At publication, this page cited a blended Montana industrial average of 8.92¢/kWh. Current EIA February 2026 data shows Montana industrial average revenue at 6.90¢/kWh. Large industrial customers receiving power at substation or transmission voltage levels can access more favorable delivery service schedules, so facilities evaluating Montana should request the General Service Substation-Level tariff from NorthWestern Energy at 888-467-2669.
North Dakota: The Cooperative Advantage
North Dakota's distinction as the lowest-cost industrial electricity state in the US is structural, not temporary. The state benefits from a unique combination of mine-mouth lignite generation (power plants sitting directly on top of coal deposits, eliminating transportation costs), a rapidly expanding wind fleet (over 4.5 GW installed capacity), and a cooperative utility structure where profits are returned to members rather than shareholders.
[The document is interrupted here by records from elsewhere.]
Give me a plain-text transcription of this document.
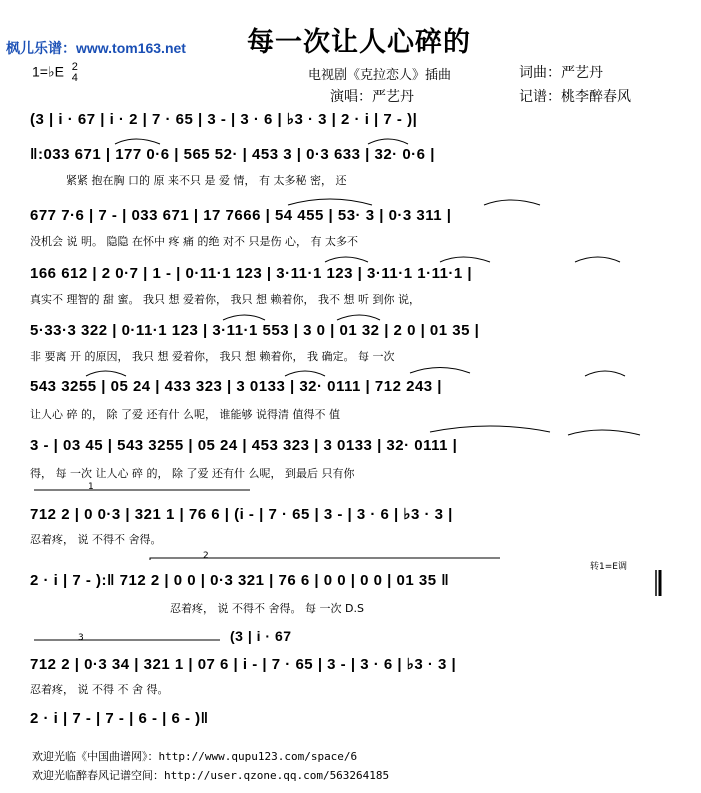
枫儿乐谱：www.tom163.net 每一次让人心碎的
1=♭E 2
4	电视剧《克拉恋人》插曲	词曲：严艺丹
演唱：严艺丹	记谱：桃李醉春风
(3 | i · 67 | i · 2 | 7 · 65 | 3 - | 3 · 6 | ♭3 · 3 | 2 · i | 7 - )|
‖:033 671 | 177 0·6 | 565 52· | 453 3 | 0·3 633 | 32· 0·6 |
紧紧 抱在胸 口的 原 来不只 是 爱 情， 有 太多秘 密， 还
677 7·6 | 7 - | 033 671 | 17 7666 | 54 455 | 53· 3 | 0·3 311 |
没机会 说 明。 隐隐 在怀中 疼 痛 的绝 对不 只是伤 心， 有 太多不
166 612 | 2 0·7 | 1 - | 0·11·1 123 | 3·11·1 123 | 3·11·1 1·11·1 |
真实不 理智的 甜 蜜。 我只 想 爱着你， 我只 想 赖着你， 我不 想 听 到你 说，
5·33·3 322 | 0·11·1 123 | 3·11·1 553 | 3 0 | 01 32 | 2 0 | 01 35 |
非 要离 开 的原因， 我只 想 爱着你， 我只 想 赖着你， 我 确定。 每 一次
543 3255 | 05 24 | 433 323 | 3 0133 | 32· 0111 | 712 243 |
让人心 碎 的， 除 了爱 还有什 么呢， 谁能够 说得清 值得不 值
3 - | 03 45 | 543 3255 | 05 24 | 453 323 | 3 0133 | 32· 0111 |
得， 每 一次 让人心 碎 的， 除 了爱 还有什 么呢， 到最后 只有你
712 2 | 0 0·3 | 321 1 | 76 6 | (i - | 7 · 65 | 3 - | 3 · 6 | ♭3 · 3 |
忍着疼， 说 不得不 舍得。
2 · i | 7 - ):‖ 712 2 | 0 0 | 0·3 321 | 76 6 | 0 0 | 0 0 | 01 35 ‖
忍着疼， 说 不得不 舍得。 每 一次 D.S
(3 | i · 67
712 2 | 0·3 34 | 321 1 | 07 6 | i - | 7 · 65 | 3 - | 3 · 6 | ♭3 · 3 |
忍着疼， 说 不得 不 舍 得。
2 · i | 7 - | 7 - | 6 - | 6 - )‖
1
2
3
转1=E调
欢迎光临《中国曲谱网》：http://www.qupu123.com/space/6
欢迎光临醉春风记谱空间：http://user.qzone.qq.com/563264185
Basin Electric Power Cooperative supplies wholesale power to member cooperatives across the state. While the 10% wholesale increase ($6/MWh) effective January 2026 is notable, North Dakota remains below the national industrial benchmark in current EIA data at 8.27¢/kWh versus 8.95¢/kWh for the U.S. total. At publication, the California comparison implied more than $1.3 million per 10 million kWh consumed; using current February 2026 EIA values, North Dakota versus California industrial average revenue implies roughly $1.06 million in benchmark cost difference before tariff class, demand charges, and contract terms.
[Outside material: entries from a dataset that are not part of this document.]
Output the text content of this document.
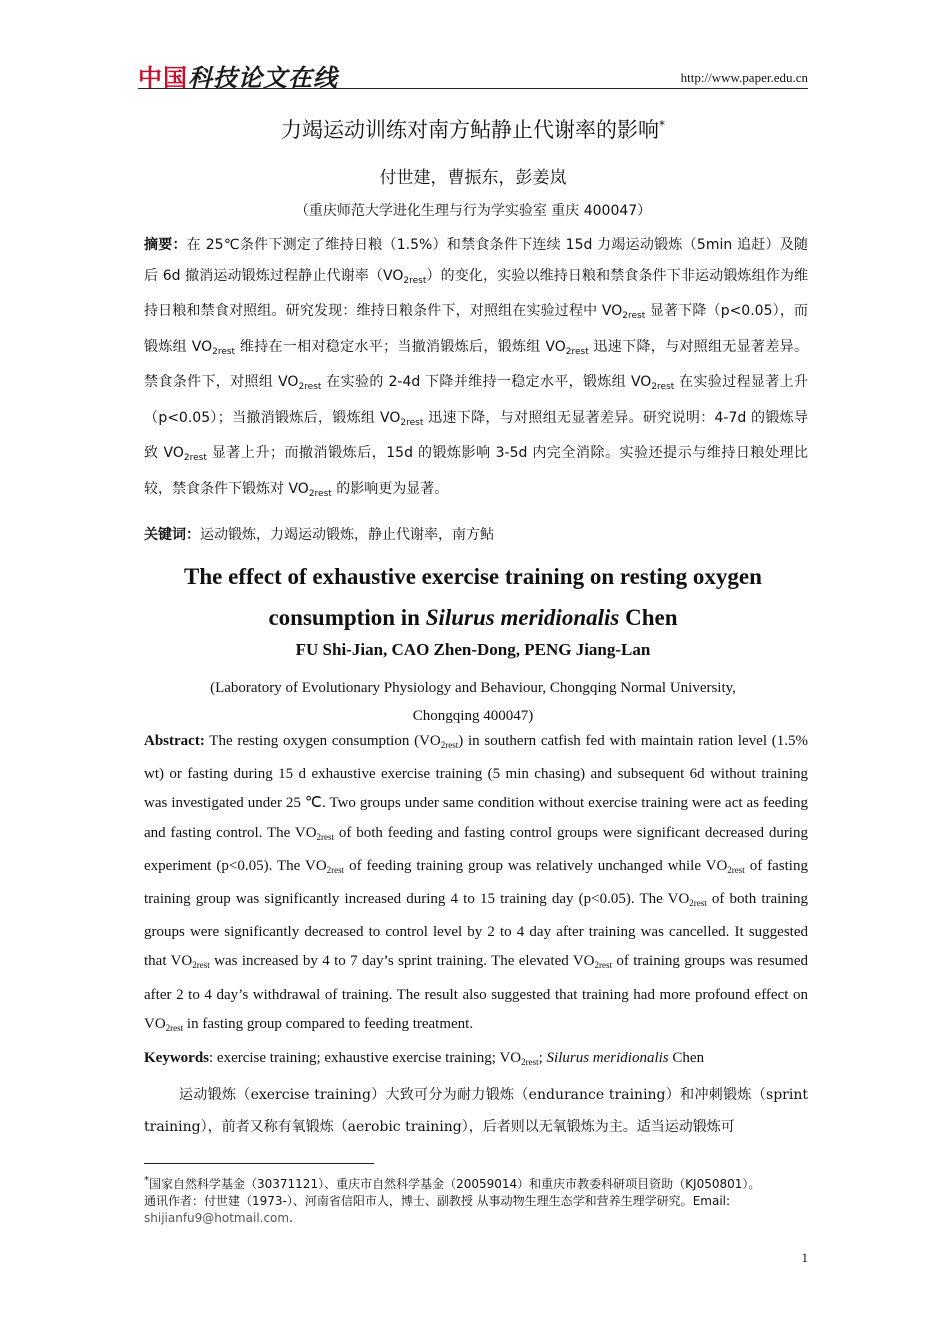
中国科技论文在线	http://www.paper.edu.cn
力竭运动训练对南方鲇静止代谢率的影响*
付世建，曹振东，彭姜岚
（重庆师范大学进化生理与行为学实验室 重庆 400047）
摘要：在 25℃条件下测定了维持日粮（1.5%）和禁食条件下连续 15d 力竭运动锻炼（5min 追赶）及随后 6d 撤消运动锻炼过程静止代谢率$(VO_{2rest})$的变化，实验以维持日粮和禁食条件下非运动锻炼组作为维持日粮和禁食对照组。研究发现：维持日粮条件下，对照组在实验过程中 $VO_{2rest}$ 显著下降（p<0.05），而锻炼组 $VO_{2rest}$ 维持在一相对稳定水平；当撤消锻炼后，锻炼组 $VO_{2rest}$ 迅速下降，与对照组无显著差异。禁食条件下，对照组 $VO_{2rest}$ 在实验的 2-4d 下降并维持一稳定水平，锻炼组 $VO_{2rest}$ 在实验过程显著上升（p<0.05）；当撤消锻炼后，锻炼组 $VO_{2rest}$ 迅速下降，与对照组无显著差异。研究说明：4-7d 的锻炼导致 $VO_{2rest}$ 显著上升；而撤消锻炼后，15d 的锻炼影响 3-5d 内完全消除。实验还提示与维持日粮处理比较，禁食条件下锻炼对 $VO_{2rest}$ 的影响更为显著。
关键词：运动锻炼，力竭运动锻炼，静止代谢率，南方鲇
The effect of exhaustive exercise training on resting oxygen consumption in Silurus meridionalis Chen
FU Shi-Jian, CAO Zhen-Dong, PENG Jiang-Lan
(Laboratory of Evolutionary Physiology and Behaviour, Chongqing Normal University,
Chongqing 400047)
Abstract: The resting oxygen consumption $(VO_{2rest})$ in southern catfish fed with maintain ration level (1.5% wt) or fasting during 15 d exhaustive exercise training (5 min chasing) and subsequent 6d without training was investigated under 25 ℃. Two groups under same condition without exercise training were act as feeding and fasting control. The $VO_{2rest}$ of both feeding and fasting control groups were significant decreased during experiment (p<0.05). The $VO_{2rest}$ of feeding training group was relatively unchanged while $VO_{2rest}$ of fasting training group was significantly increased during 4 to 15 training day (p<0.05). The $VO_{2rest}$ of both training groups were significantly decreased to control level by 2 to 4 day after training was cancelled. It suggested that $VO_{2rest}$ was increased by 4 to 7 day’s sprint training. The elevated $VO_{2rest}$ of training groups was resumed after 2 to 4 day’s withdrawal of training. The result also suggested that training had more profound effect on $VO_{2rest}$ in fasting group compared to feeding treatment.
Keywords: exercise training; exhaustive exercise training; $VO_{2rest}$; Silurus meridionalis Chen
运动锻炼（exercise training）大致可分为耐力锻炼（endurance training）和冲刺锻炼（sprint training），前者又称有氧锻炼（aerobic training），后者则以无氧锻炼为主。适当运动锻炼可
*国家自然科学基金（30371121）、重庆市自然科学基金（20059014）和重庆市教委科研项目资助（KJ050801）。
通讯作者：付世建（1973-）、河南省信阳市人，博士、副教授 从事动物生理生态学和营养生理学研究。Email: shijianfu9@hotmail.com.
1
New Mexico: PNM and the Energy Transition Tax
New Mexico presents the most complex cost trajectory of the three states. PNM (Public Service Company of New Mexico), regulated by the NMPRC, is executing a multi-year rate restructuring driven by the state's Energy Transition Act (ETA). The ETA requires 50% renewable energy by 2030 and 100% carbon-free by 2045, mandating the retirement of coal-fired generation and replacement with solar, wind, and battery storage.
The phased rate increases—including the April 2026 adjustment—are designed to recover the costs of this transition. At publication, the New Mexico industrial benchmark in this note was 9.18¢/kWh; current EIA February 2026 statewide industrial average revenue is 5.65¢/kWh. That current statewide benchmark does not erase tariff-specific PNM risk, but it does mean long-range site models should keep the historical publication snapshot and current EIA update separate.
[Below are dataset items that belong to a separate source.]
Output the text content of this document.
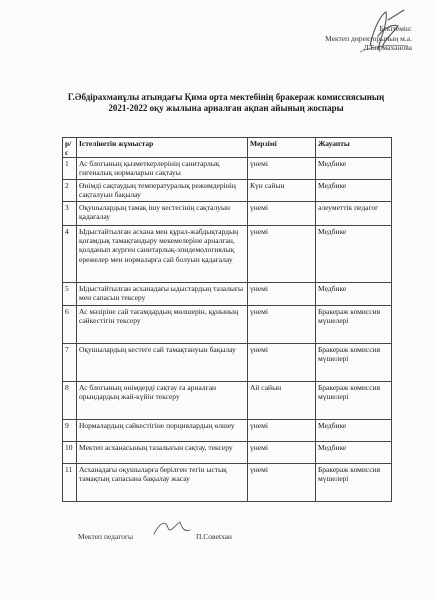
Бекітемін:
Мектеп директорының м.а.
Л.Бирмаханова
Г.Әбдірахманұлы атындағы Қима орта мектебінің бракераж комиссиясының 2021-2022 оқу жылына арналған ақпан айының жоспары
р/с	Істелінетін жұмыстар	Мерзімі	Жауапты
1	Ас блогының қызметкерлерінің санитарлық гигеналық нормаларын сақтауы	үнемі	Медбике
2	Өнімді сақтаудың температуралық режимдерінің сақталуын бақылау	Күн сайын	Медбике
3	Оқушылардың тамақ ішу кестесінің сақталуын қадағалау	үнемі	әлеуметтік педагог
4	Ыдыстайтылған асхана мен құрал-жабдықтардың қоғамдық тамақтандыру мекемелеріне арналған, қолданып жүрген санитарлық-эпидемологиялық ережелер мен нормаларға сай болуын қадағалау	үнемі	Медбике
5	Ыдыстайтылған асханадағы ыдыстардың тазалығы мен сапасын тексеру	үнемі	Медбике
6	Ас мәзіріне сай тағамдардың мөлшерін, құнының сәйкестігін тексеру	үнемі	Бракераж комиссия мүшелері
7	Оқушылардың кестеге сай тамақтануын бақылау	үнемі	Бракераж комиссия мүшелері
8	Ас блогының өнімдерді сақтау ға арналған орындардың жай-күйін тексеру	Ай сайын	Бракераж комиссия мүшелері
9	Нормалардың сәйкестігіне порциялардың өлшеу	үнемі	Медбике
10	Мектеп асханасының тазалығын сақтау, тексеру	үнемі	Медбике
11	Асханадағы оқушыларға берілген тегін ыстық тамақтың сапасына бақылау жасау	үнемі	Бракераж комиссия мүшелері
Мектеп педагогы	П.Совеtхан
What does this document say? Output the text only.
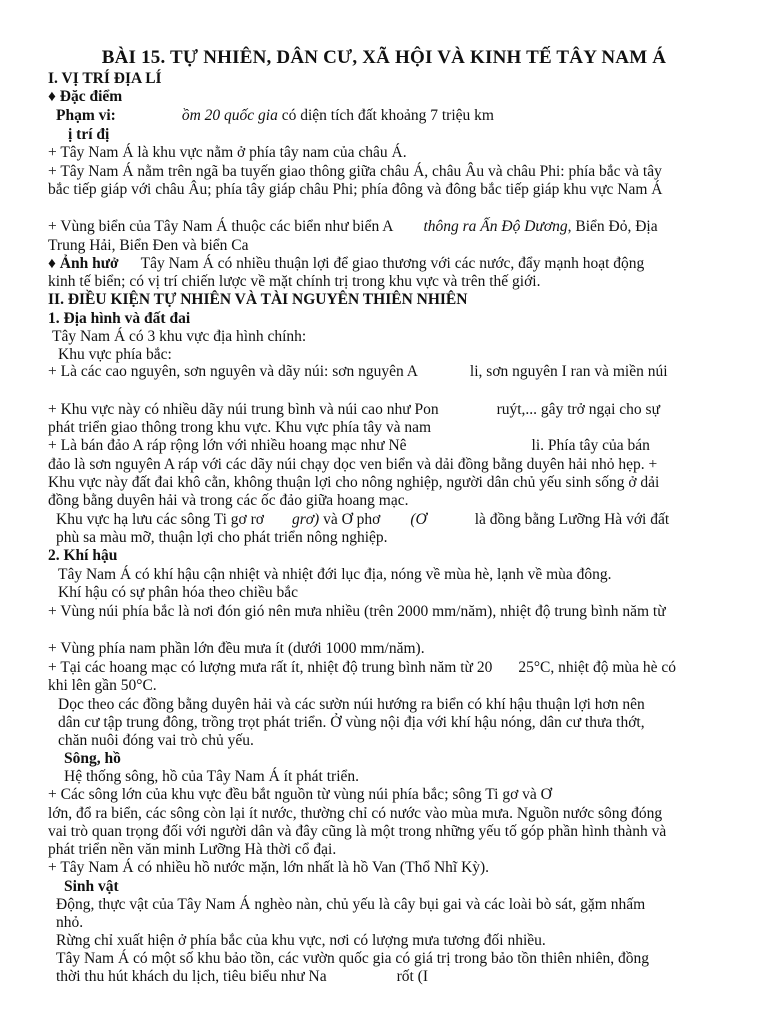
BÀI 15. TỰ NHIÊN, DÂN CƯ, XÃ HỘI VÀ KINH TẾ TÂY NAM Á
I. VỊ TRÍ ĐỊA LÍ
♦ Đặc điểm
Phạm vi:	ồm 20 quốc gia có diện tích đất khoảng 7 triệu km
ị trí đị
+ Tây Nam Á là khu vực nằm ở phía tây nam của châu Á.
+ Tây Nam Á nằm trên ngã ba tuyến giao thông giữa châu Á, châu Âu và châu Phi: phía bắc và tây
bắc tiếp giáp với châu Âu; phía tây giáp châu Phi; phía đông và đông bắc tiếp giáp khu vực Nam Á
+ Vùng biển của Tây Nam Á thuộc các biển như biển A thông ra Ấn Độ Dương, Biển Đỏ, Địa
Trung Hải, Biển Đen và biển Ca
♦ Ảnh hưở Tây Nam Á có nhiều thuận lợi để giao thương với các nước, đẩy mạnh hoạt động
kinh tế biển; có vị trí chiến lược về mặt chính trị trong khu vực và trên thế giới.
II. ĐIỀU KIỆN TỰ NHIÊN VÀ TÀI NGUYÊN THIÊN NHIÊN
1. Địa hình và đất đai
Tây Nam Á có 3 khu vực địa hình chính:
Khu vực phía bắc:
+ Là các cao nguyên, sơn nguyên và dãy núi: sơn nguyên A	li, sơn nguyên I ran và miền núi
+ Khu vực này có nhiều dãy núi trung bình và núi cao như Pon	ruýt,... gây trở ngại cho sự
phát triển giao thông trong khu vực. Khu vực phía tây và nam
+ Là bán đảo A ráp rộng lớn với nhiều hoang mạc như Nê	li. Phía tây của bán
đảo là sơn nguyên A ráp với các dãy núi chạy dọc ven biển và dải đồng bằng duyên hải nhỏ hẹp. +
Khu vực này đất đai khô cằn, không thuận lợi cho nông nghiệp, người dân chủ yếu sinh sống ở dải
đồng bằng duyên hải và trong các ốc đảo giữa hoang mạc.
Khu vực hạ lưu các sông Ti gơ rơ grơ) và Ơ phơ (Ơ	là đồng bằng Lưỡng Hà với đất
phù sa màu mỡ, thuận lợi cho phát triển nông nghiệp.
2. Khí hậu
Tây Nam Á có khí hậu cận nhiệt và nhiệt đới lục địa, nóng về mùa hè, lạnh về mùa đông.
Khí hậu có sự phân hóa theo chiều bắc
+ Vùng núi phía bắc là nơi đón gió nên mưa nhiều (trên 2000 mm/năm), nhiệt độ trung bình năm từ
+ Vùng phía nam phần lớn đều mưa ít (dưới 1000 mm/năm).
+ Tại các hoang mạc có lượng mưa rất ít, nhiệt độ trung bình năm từ 20 25°C, nhiệt độ mùa hè có
khi lên gần 50°C.
Dọc theo các đồng bằng duyên hải và các sườn núi hướng ra biển có khí hậu thuận lợi hơn nên
dân cư tập trung đông, trồng trọt phát triển. Ở vùng nội địa với khí hậu nóng, dân cư thưa thớt,
chăn nuôi đóng vai trò chủ yếu.
Sông, hồ
Hệ thống sông, hồ của Tây Nam Á ít phát triển.
+ Các sông lớn của khu vực đều bắt nguồn từ vùng núi phía bắc; sông Ti gơ và Ơ
lớn, đổ ra biển, các sông còn lại ít nước, thường chỉ có nước vào mùa mưa. Nguồn nước sông đóng
vai trò quan trọng đối với người dân và đây cũng là một trong những yếu tố góp phần hình thành và
phát triển nền văn minh Lưỡng Hà thời cổ đại.
+ Tây Nam Á có nhiều hồ nước mặn, lớn nhất là hồ Van (Thổ Nhĩ Kỳ).
Sinh vật
Động, thực vật của Tây Nam Á nghèo nàn, chủ yếu là cây bụi gai và các loài bò sát, gặm nhấm
nhỏ.
Rừng chỉ xuất hiện ở phía bắc của khu vực, nơi có lượng mưa tương đối nhiều.
Tây Nam Á có một số khu bảo tồn, các vườn quốc gia có giá trị trong bảo tồn thiên nhiên, đồng
thời thu hút khách du lịch, tiêu biểu như Na	rốt (I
Site Selection Decision Framework
While ¢/kWh is the headline metric, industrial site selectors evaluating the Mountain West should also factor in:
1. Grid Capacity and Interconnection
All three states face challenges with high-voltage transmission capacity in rural areas. A site may show low electricity costs, but if the local substation cannot support your load requirement (typically >5 MW for manufacturing), the interconnection upgrade costs can add $2-5 million and 18-24 months to the project timeline. Confirm substation capacity before committing to a site.
2. Demand Charge Exposure
In all three regulated states, over 30% of a large industrial customer's bill may come from demand charges ($/kW), not volumetric energy charges (¢/kWh). A facility with a peaky, unpredictable load profile may pay significantly more per unit of energy than the "average rate" suggests. Thermal storage, production scheduling, and power factor correction are critical levers.
3. Economic Development Incentives
All three states offer economic development tariffs for qualifying industrial loads. North Dakota's cooperatives are particularly aggressive with special rate contracts for new large loads. Montana's Big Sky Economic Development program and New Mexico's LEDA (Local Economic Development Act) funds can provide additional offsets.